In recent times there’s been a lot of talk about self-care. It seems to be everywhere – in blogs, in books, on tv. In reaction to the busyness of life that seems only to be hurtling forward in this society, it’s a conscious decision to take a break and care for yourself. Sometimes, the way its presented is not just self-care, it’s selfish. Putting myself as number one. Doing what makes me happy and not caring what anyone else thinks. But, self care doesn’t have to be defined by its extremes. Self care doesn’t have to be selfish.
When asked what the greatest commandments are, Jesus gave us two – to love God with everything in us and to love our neighbour as ourself. The concept of self-care as we know it today would have been foreign to Jesus’ original audience and we must be careful not to transplant 21st century values onto a 1st century text. I don’t think we can say then that Jesus gave us three greatest commands and exalt love of self to the same level as the others. For Jesus, it seems as if love of self, the effort we put in to make sure our basic needs are met, is just assumed. Yet, there does seem to be a connection here with love of self and love of others.
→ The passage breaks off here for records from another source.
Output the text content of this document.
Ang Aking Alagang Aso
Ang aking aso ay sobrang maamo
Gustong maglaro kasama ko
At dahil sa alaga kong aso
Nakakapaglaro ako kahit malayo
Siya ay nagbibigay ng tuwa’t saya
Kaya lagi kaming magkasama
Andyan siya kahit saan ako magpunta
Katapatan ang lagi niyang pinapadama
I think this connection between loving ourselves and loving others might be the key to self care that isn’t selfish. Here are a few principles to help clarify the issue.
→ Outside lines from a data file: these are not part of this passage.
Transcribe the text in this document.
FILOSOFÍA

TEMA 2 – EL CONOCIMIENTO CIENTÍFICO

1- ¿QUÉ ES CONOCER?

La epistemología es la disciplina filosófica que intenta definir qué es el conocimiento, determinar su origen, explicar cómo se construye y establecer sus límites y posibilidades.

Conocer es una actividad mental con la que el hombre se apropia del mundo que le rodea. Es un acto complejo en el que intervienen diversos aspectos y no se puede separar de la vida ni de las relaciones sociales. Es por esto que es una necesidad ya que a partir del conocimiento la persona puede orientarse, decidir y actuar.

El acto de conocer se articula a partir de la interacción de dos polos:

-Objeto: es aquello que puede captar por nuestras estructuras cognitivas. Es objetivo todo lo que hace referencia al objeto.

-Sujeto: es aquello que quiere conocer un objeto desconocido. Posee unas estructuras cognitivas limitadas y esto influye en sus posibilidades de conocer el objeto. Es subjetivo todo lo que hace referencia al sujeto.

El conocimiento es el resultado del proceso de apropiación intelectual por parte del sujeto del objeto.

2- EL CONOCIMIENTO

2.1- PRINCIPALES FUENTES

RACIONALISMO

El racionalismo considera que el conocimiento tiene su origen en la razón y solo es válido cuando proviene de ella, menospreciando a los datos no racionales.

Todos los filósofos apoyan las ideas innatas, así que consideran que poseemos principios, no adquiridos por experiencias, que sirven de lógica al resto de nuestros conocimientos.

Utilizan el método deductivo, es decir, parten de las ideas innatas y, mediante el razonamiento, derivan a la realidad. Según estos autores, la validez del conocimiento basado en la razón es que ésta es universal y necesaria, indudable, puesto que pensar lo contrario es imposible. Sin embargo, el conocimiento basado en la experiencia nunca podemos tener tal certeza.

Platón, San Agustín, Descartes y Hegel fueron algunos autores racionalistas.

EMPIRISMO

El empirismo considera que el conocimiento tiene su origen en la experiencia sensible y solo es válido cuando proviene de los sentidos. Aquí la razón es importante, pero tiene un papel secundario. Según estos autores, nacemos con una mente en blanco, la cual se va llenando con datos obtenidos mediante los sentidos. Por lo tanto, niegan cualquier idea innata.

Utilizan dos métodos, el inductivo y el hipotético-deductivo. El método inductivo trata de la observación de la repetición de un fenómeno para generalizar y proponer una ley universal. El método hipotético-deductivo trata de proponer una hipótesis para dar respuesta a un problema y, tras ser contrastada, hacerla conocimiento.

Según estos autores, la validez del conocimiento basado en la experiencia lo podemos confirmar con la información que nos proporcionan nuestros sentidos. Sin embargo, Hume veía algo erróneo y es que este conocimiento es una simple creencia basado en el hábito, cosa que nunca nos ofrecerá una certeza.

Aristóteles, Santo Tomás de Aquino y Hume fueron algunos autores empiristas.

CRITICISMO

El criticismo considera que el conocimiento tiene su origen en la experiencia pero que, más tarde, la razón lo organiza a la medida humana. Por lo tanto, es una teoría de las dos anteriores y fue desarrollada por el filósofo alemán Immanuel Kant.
Loving yourself so you can love others
Our self care isn’t simply an end in itself, its the means by which we can love others more fully and more wholeheartedly. It’s like that analogy of the cup – in order to pour into other people’s cups, we need to have our own cup filled from time to time. Sometimes you need to withdraw completely from other people and spend the day pampering your body and your soul. By all means, when you need to, do that without any shame. But see it not just as something for you, but as something to recharge your batteries so you can go out the next day and love people with renewed energy.
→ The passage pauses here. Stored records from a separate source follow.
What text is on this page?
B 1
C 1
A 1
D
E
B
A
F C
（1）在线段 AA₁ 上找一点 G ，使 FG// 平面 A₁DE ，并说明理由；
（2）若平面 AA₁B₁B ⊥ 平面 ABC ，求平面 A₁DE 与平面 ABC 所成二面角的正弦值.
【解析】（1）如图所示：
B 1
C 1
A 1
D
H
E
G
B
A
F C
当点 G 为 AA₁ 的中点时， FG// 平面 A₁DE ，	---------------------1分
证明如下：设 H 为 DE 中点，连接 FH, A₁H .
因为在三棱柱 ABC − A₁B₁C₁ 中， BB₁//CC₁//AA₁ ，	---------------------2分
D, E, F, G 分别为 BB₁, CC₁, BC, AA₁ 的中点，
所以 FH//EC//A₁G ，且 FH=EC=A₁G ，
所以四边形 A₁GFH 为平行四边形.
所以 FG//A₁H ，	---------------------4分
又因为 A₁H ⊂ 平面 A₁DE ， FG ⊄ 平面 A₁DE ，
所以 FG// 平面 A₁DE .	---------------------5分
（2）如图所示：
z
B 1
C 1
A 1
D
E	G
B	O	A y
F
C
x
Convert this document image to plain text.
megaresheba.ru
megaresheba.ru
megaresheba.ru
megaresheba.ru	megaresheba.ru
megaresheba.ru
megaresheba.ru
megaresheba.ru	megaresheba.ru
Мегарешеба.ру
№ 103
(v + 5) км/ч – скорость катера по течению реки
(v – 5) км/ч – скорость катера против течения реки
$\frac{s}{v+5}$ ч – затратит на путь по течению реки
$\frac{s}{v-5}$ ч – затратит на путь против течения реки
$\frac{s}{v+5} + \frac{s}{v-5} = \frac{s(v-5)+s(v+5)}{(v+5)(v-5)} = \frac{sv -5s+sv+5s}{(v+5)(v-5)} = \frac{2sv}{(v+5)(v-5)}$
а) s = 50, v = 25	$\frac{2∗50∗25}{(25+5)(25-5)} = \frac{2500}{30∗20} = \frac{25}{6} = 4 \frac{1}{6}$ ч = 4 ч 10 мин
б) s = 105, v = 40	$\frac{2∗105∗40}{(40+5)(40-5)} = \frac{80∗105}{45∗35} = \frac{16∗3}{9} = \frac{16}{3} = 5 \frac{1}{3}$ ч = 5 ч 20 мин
Practicing regular self-care
Sometimes we need that full on, cut yourself off from the world, for hours or days at a time self-care experience. But often when we need that, it’s because we’ve neglected to fill up our cup so many times that only something radical can get us back on track. Maybe the better way is to remember self-care each day, a little bit daily to refill our cup. I’m an introvert, so I need this filling-up time frequently. I’m not sure what its like for extroverts, but you know how things work for you. I find for me, my morning and evening rhythms of time alone with God work wonders for my inner peace and my ability to go out into the real world.
Coming to God for your self-care
This is what sets apart Christian self-care from any other type. There are countless ways that we can care for ourselves and restore – reading something inspiring, eating something special, looking at the beauty of creation. But we must not forget God in all of this. Coming into his presence is the best way for us to recharge and be filled. Jesus’ 1st century audience may not have understood the modern concept of self-care, but they did understand Sabbath rest. It’s about taking time out of our busy lives to rest in God’s presence. My evening quiet time is so sacred to me, because that’s when I can take time to slow down, to read the Bible, to reflect on the day, to pray and to plan out the next day. Even when we’re completely exhausted and in need of some intensive self-care, we can still invite God into that. Simply lie down, put on some worship music and reflect upon God’s great love for us.
Our self-care should be a part of our daily life, just as we take efforts to feed and clothe ourselves. But not only for ourselves. By looking upward, drawing strength from God, and looking outward, with the ultimate goal of loving others, we can find self care that isn’t selfish.